British Columbia Üniversitesi’nin Değişen Okyanus Araştırma Birimi Başkanı olan Cheung, “1950’lerde günde on balık yakalayan bir resif balıkçısı, şimdi günde sadece dört balık yakalayabiliyor,” diyerek yeni çalışmanın belgelediği küresel düşüşün vahametini ortaya koyuyor.
Aynı çabayla daha az balık tutuluyor
Küresel iklim raporlarının balıkçılıkla ilgili kısımlarında da katkıları bulunan Cheung: “Aynı çabayla eskisinden daha az balık tutuyorlar. Çünkü okyanusta daha az balık var. Ancak balıkçılığın o kadar azalmadığı bölgesel istisnalar da var. Yine de korumalı ve kirlenmemiş resiflerde bile iklim tehdidi yoğunlaşıyor.”
Hükümetlerarası İklim Değişikliği Paneli’nin (IPCC) raporlarını hatırlatan Cheung, “yayılan sera gazları, mercan resifleri için önemli bir risk. Bu tehdidi azaltmak için kesinlikle hızlı iklim eylemine ihtiyacımız var. Aynı zamanda kirlilik gibi tehditlere karşı da yerel olarak hareket etmemiz gerekiyor,” diyor.

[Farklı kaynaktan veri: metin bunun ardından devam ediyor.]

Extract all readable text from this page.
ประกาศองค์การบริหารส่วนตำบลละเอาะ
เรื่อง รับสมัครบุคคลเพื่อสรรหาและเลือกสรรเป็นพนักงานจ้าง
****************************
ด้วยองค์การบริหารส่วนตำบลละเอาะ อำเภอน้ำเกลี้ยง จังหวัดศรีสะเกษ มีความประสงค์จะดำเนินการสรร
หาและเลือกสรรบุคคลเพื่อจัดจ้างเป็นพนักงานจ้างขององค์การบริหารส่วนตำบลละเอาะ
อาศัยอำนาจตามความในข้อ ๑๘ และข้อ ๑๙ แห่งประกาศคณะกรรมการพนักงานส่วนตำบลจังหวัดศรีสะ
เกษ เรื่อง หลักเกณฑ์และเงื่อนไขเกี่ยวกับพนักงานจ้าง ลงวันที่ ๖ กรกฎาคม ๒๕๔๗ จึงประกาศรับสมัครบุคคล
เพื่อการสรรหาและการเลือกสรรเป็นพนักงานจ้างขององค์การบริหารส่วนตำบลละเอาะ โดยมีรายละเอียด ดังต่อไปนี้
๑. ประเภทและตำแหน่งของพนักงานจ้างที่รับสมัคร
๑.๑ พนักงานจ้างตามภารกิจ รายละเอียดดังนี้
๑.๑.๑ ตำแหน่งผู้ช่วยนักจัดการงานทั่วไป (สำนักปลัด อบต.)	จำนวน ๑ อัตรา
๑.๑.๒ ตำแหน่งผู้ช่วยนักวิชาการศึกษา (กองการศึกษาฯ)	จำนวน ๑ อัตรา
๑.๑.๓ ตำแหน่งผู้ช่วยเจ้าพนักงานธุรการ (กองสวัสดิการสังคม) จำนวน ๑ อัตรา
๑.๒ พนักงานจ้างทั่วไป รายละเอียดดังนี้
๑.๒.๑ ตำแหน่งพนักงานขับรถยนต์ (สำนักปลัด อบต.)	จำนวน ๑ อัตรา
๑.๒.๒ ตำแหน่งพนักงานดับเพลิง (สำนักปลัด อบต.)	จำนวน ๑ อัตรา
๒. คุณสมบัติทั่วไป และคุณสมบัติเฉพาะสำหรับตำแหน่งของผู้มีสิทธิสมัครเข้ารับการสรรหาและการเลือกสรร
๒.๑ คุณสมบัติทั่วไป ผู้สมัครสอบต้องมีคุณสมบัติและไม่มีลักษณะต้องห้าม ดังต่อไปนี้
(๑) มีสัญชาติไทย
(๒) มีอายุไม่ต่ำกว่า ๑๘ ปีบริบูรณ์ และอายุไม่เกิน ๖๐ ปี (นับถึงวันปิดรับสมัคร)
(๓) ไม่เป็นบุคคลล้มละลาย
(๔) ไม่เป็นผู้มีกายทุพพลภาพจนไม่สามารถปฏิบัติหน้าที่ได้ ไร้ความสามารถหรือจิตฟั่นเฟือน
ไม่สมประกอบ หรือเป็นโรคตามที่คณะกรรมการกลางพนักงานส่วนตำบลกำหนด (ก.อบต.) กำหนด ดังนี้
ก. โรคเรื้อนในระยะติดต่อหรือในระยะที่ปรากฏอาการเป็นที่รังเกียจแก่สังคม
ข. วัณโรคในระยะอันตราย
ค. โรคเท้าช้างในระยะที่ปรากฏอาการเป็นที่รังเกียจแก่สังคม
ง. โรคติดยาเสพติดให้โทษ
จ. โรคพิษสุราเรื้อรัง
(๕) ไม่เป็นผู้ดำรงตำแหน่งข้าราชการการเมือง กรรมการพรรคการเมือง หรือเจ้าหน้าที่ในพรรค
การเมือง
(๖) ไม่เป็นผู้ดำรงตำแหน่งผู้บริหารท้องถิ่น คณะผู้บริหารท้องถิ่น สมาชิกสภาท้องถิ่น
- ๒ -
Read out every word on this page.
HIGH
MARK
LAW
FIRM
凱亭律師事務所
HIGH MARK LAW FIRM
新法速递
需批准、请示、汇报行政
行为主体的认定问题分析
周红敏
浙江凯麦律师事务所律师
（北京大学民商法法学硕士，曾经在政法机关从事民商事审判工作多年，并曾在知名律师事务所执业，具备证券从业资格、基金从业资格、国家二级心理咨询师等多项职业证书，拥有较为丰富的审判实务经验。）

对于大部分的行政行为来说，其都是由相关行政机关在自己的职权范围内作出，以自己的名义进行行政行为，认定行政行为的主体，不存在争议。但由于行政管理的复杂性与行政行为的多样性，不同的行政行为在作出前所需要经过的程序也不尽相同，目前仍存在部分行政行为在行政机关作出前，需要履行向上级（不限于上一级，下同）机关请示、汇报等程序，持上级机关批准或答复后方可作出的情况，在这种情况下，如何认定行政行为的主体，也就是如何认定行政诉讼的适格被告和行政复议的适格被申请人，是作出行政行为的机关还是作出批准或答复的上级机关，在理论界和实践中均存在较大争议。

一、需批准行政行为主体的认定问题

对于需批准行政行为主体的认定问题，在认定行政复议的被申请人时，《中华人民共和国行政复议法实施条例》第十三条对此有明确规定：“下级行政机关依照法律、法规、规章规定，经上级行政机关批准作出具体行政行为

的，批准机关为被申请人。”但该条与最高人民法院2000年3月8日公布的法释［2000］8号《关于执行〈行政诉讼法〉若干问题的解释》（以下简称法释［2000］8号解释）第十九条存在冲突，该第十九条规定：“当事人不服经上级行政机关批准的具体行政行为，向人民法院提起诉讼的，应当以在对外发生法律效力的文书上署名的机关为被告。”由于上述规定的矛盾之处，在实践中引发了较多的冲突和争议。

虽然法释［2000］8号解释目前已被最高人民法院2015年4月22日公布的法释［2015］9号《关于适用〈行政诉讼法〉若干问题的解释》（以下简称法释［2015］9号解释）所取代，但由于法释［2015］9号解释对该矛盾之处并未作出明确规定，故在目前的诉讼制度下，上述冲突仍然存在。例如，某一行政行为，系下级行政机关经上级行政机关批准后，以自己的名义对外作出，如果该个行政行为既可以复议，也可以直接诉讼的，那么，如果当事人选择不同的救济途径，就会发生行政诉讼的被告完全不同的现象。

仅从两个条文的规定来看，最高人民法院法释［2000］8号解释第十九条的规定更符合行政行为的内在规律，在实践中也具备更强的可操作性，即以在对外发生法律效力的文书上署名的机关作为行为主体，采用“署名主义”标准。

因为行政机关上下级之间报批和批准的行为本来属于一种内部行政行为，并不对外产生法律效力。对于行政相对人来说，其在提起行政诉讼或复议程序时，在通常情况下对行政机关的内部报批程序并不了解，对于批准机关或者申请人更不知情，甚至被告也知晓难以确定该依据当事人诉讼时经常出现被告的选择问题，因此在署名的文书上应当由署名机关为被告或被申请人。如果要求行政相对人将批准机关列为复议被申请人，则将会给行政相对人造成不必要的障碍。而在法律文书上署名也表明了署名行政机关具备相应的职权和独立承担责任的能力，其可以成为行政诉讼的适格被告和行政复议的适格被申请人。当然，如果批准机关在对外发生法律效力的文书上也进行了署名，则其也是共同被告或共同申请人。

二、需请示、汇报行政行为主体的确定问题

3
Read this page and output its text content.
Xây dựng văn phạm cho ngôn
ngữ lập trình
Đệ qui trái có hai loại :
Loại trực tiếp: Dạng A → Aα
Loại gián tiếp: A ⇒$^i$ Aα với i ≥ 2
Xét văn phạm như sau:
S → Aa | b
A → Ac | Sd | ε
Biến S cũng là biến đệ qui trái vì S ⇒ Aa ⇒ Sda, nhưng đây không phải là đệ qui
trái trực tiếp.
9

IPCC’in son büyük bilimsel raporları, 1,5 ila 2 °C’lik küresel ısınma aralığında, resiflerin % 90’ına kadarının ağaracağını veya ciddi şekilde hasar görebileceği bir ekolojik devrilme noktası yaşanacağını gözler önüne seriyordu. Şu anda Dünya, sanayileşme öncesi döneme göre yaklaşık 1,1 °C derecenin üzerinde ısınmış durumda. Birçok gerçekçi tahmin, önümüzdeki birkaç on yıl içinde bu sıcaklığın 1,5 °C’ye çıkacağını gösteriyor.

Aynı dergide yer alan bir başka makalede ise mercan örtüsünün azalmasının, kolayca ikame edilemeyen kritik gıdalara erişimi azaltarak halk sağlığını nasıl etkileyebileceğini gösteriyor. Makalenin ortak yazarı olan James Robinson, iki dergi makalesinin birlikte, “iklim değişikliği ile tropik bölgelerde gıda güvenliği arasındaki bağlantılara” net bir şekilde işaret ettiğini söylüyor.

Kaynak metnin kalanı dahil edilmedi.